Let $\{x_{n}: n\in \mathbb{Z}_{+}\}$ be a sequence of complex numbers such that $$\sum\limits_{p\in \mathbb{Z}_{+}}\vert x_{p} \vert^2=1$$ and
$$\sum\limits_{p\in \mathbb{Z}_{+} }x_{p} \overline{x_{p+r}}=0~~ \text{for all}~~ r\geq 1.$$ Does it imply at most finitely many $x_{p}$ can be non zero. Can you please provide ideas how to solve this? Any help is appreciated. Thank you in advance!
There is a counterexample to your question.
Set $x_{1}=1$.
For $n \geq 2$ set $x_{n} = q^{n-2}$ where $q = \frac{1-\sqrt{5}}{2}$
Note that $\sum_{j=1}^{\infty}|x_{j}|^2 = 1+\sum_{k=0}^{\infty}q^{2k} = 1+\frac{1}{1-q^2}= \frac{\sqrt{5}+3}{2} = 1+\phi$
Thus $(\frac{1}{\sqrt{1+\phi}}x_{j})_{j=1}^{\infty}$ is a normalized sequence.

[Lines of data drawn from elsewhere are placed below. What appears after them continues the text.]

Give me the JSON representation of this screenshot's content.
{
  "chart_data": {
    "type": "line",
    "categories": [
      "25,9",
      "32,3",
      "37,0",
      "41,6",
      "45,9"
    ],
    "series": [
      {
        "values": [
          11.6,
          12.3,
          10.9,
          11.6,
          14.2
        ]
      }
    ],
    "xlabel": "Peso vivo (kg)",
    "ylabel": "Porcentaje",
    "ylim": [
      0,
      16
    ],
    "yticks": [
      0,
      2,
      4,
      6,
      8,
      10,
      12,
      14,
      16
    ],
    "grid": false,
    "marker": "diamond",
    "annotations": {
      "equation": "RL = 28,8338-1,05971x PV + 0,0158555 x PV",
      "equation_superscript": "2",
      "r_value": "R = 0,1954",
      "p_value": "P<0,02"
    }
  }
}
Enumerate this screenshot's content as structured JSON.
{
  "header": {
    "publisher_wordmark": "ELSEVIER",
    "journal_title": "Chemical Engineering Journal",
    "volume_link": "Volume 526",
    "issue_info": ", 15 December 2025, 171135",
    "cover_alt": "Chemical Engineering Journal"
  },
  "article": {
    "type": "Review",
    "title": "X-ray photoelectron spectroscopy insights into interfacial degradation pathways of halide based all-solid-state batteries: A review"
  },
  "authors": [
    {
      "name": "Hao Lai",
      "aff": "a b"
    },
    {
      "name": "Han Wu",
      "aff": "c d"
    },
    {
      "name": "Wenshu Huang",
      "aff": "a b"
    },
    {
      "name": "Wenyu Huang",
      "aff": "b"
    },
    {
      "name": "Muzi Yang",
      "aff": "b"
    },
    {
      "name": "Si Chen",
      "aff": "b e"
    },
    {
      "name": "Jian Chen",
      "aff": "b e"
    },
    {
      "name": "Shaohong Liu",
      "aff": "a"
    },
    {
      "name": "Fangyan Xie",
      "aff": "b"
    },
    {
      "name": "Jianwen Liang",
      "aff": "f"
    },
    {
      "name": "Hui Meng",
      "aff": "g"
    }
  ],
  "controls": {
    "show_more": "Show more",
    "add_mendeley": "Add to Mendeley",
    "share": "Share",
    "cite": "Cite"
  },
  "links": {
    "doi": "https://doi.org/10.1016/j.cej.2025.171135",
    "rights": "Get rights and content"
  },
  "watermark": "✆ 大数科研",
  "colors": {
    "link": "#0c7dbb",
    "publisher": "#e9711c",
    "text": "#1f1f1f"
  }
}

We claim that $(\frac{1}{\sqrt{1+\phi}}x_{j})_{j=1}^{\infty}$ is a $\textbf{counterexample}$. We can ignore the normalization factor $\frac{1}{\sqrt{1+\phi}}$ for the computation below.
For $r \geq 1,$ $\sum_{j=1}^{\infty}x_{j}\overline{x_{j+r}}$ is
$$(q^{r-1})+\sum_{j=2}^{\infty}q^{j-2}q^{r+j-2}$$
$$ = q^{r-1} + \sum_{k=0}^{\infty}q^{r+2k}$$
$$ = q^{r-1}+q^{r}\frac{1}{1-q^{2}}$$
$$ = q^{r-1}(\frac{1-q^2+q}{1-q^2})$$
Note $1-q^2+q = 0$ by wolfram alpha, thus the above quantity is $0$.
$(\frac{1}{\sqrt{1+\phi}}x_{j})_{j=1}^{\infty}$ is a $\textbf{counterexample}$ to your question.